Endpoint Security , Governance & Risk Management , Internet of Things Security
Verve Purchase Gives Rockwell Leg Up on Asset Identification
Buy of Industrial Cybersecurity Firm Verve Will Help Customers Spot, Remediate RiskRockwell Automation's buy of industrial cybersecurity vendor Verve will help businesses better handle one of the biggest challenges in all of critical infrastructure: asset identification.
See Also: Frost Radar™ on Healthcare IoT Security in the United States
Industrial organizations need to manage plants located all over the world, and some of them were built in the pre-digital transformation era while other facilities came into the fold through acquisition, said Mark Cristiano, commercial director, global cybersecurity services. He said risk scoring, asset identification and vulnerability identification are the key pieces for securing critical infrastructure (see: Rockwell Forges Gen AI Pact With Microsoft, Buys Cyber Firm).
"Verve does a really good job of asset identification and risk quantification, as well as making recommendations on remediation," Cristiano said Tuesday during a Rockwell Automation Fair press conference in Boston. "It lays out a road map - a plan for them to be able to quantify their risk and improve their risk conditions."
The Keys to Industrial Cybersecurity Success
Critical infrastructure organizations must prioritize network segmentation to obtain better control over how traffic flows across their infrastructure, Cristiano said. In the event of a cyberattack, he said, segmentation allows companies to shut off the affected parts of the network, isolate the unaffected portions of infrastructure and continue to keep as many production running as possible.
"On the OT side of the infrastructure, it's very noisy."
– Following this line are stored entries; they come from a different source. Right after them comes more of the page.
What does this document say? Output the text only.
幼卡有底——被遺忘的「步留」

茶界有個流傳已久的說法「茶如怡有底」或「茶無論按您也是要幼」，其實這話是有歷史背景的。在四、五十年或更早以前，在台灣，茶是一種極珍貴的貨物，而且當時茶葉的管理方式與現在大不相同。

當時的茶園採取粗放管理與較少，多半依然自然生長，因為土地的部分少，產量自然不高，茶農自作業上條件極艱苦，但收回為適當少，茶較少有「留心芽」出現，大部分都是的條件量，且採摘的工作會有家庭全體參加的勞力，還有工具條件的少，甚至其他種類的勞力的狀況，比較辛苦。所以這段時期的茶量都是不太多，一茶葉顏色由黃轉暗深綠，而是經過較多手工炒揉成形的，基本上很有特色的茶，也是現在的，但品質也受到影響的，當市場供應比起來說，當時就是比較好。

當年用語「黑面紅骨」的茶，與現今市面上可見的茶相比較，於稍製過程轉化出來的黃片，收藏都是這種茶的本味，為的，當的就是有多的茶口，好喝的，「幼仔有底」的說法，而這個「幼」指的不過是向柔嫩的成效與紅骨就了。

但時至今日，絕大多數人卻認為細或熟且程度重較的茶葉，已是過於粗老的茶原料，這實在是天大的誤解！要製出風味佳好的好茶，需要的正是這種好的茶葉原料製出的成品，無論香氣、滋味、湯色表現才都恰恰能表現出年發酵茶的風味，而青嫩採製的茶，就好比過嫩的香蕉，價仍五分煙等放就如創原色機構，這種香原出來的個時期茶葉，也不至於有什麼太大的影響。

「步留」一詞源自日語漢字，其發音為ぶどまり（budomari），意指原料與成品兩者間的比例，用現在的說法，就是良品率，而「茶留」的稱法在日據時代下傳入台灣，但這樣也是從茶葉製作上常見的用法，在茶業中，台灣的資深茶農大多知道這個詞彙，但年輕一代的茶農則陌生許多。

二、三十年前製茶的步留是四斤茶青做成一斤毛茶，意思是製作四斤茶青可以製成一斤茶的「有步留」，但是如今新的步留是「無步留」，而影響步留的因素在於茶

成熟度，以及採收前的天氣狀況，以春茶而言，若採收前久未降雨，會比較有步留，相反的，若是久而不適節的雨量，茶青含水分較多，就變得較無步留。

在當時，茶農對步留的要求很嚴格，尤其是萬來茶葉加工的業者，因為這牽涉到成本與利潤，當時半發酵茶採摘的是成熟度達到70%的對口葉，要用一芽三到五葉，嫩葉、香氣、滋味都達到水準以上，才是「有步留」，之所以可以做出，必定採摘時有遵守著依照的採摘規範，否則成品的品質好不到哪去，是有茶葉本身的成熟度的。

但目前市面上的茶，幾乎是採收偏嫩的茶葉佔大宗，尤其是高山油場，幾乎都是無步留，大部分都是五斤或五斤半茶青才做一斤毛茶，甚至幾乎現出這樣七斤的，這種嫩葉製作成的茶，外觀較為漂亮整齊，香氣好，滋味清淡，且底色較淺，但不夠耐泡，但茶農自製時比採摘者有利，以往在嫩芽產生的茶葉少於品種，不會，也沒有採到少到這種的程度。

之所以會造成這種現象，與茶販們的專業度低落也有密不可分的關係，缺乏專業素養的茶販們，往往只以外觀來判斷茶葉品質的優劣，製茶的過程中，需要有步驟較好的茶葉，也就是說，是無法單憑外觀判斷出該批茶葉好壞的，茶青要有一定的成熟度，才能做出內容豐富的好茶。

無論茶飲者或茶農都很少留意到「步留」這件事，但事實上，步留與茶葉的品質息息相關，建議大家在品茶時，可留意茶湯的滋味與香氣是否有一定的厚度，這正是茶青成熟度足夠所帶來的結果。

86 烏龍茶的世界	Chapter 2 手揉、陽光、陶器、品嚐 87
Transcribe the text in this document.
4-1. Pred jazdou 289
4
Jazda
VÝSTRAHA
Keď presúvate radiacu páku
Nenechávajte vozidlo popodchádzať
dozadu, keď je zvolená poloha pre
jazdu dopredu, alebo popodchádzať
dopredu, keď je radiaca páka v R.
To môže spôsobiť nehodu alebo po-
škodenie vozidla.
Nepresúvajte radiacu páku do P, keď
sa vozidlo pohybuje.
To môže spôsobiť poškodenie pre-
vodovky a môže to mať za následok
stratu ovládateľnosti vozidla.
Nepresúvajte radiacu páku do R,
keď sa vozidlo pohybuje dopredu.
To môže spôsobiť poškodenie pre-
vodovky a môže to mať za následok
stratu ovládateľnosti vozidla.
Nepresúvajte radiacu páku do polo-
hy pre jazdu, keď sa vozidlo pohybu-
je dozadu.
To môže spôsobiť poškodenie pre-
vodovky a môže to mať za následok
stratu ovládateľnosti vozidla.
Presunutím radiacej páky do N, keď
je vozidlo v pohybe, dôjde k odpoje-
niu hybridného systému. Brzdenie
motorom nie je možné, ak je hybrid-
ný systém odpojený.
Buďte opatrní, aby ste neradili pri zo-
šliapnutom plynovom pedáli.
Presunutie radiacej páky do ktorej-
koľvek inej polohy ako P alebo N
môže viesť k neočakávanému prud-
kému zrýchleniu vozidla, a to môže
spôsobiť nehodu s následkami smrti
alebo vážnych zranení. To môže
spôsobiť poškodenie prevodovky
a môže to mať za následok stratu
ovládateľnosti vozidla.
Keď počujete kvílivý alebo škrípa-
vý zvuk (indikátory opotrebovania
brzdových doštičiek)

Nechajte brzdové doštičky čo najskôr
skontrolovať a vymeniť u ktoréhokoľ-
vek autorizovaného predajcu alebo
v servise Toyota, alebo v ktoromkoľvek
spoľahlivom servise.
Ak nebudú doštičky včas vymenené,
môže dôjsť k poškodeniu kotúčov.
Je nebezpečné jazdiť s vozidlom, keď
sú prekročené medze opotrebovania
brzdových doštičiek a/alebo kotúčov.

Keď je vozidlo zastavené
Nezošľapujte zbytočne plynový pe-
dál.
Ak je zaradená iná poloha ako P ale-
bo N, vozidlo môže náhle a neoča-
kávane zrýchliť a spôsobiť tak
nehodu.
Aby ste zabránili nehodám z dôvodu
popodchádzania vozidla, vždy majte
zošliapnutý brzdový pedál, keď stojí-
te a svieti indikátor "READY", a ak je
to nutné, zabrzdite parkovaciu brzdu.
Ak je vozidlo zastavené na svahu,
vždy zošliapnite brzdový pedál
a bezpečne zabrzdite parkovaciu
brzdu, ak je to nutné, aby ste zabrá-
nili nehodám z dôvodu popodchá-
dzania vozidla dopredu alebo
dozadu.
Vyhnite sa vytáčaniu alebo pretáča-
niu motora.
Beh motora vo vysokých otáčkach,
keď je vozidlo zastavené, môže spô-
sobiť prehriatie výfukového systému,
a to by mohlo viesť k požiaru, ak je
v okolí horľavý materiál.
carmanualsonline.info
– Mark Cristiano, commercial director, Rockwell Automation
Another common countermeasure at industrial organizations is threat monitoring, which Cristiano said takes a snapshot of what good communication looks like in a particular client's environment and uses that to identify and alert clients to anomalies. From there, he said, Rockwell's managed services can help organizations figure out which alerts need to be prioritized.
"On the OT side of the infrastructure, it's very noisy. There's a lot of chatter going on," Cristiano said. "And there's a very specialized skill set that you need to bring into that environment."
Operating an industrial facility without an incident response retainer in place is like driving a car without insurance, according to Cristiano. In addition to offering incident response retainers, he said, Rockwell can also provide penetration testing on a periodic basis to figure out where the openings are as well as tabletop exercises that bring the entire organization together so everybody knows their role in a breach.
"It's a cross-functional exercise," Cristiano said. "It's really important we work with customers to try and simulate that attack so that everybody knows what happens."
How Risk Reduction and Modernization Relate
Rockwell has also devoted resources to auditing network inventory given the frequency at which assets change - making a snapshot-based approach essentially meaningless, Cristiano said. The starting point for most industrial organizations is a security assessment, which helps businesses both get their arms around cyber risk as well as communicate that risk to other stakeholders in the company, he said.
"What we've seen be successful is developing an action plan and funding to be able to go remediate this," Cristiano said.
He said he's all for having customers modernize their industrial systems but cautioned it's very disruptive and expensive for organizations to rip and replace what they have in place today. Protecting the industrial assets organizations currently have with existing technologies is typically more realistic and cost-effective, especially given that newer industrial systems will also require cyber protection.
"The awareness is still lacking in the OT world," Cristiano said.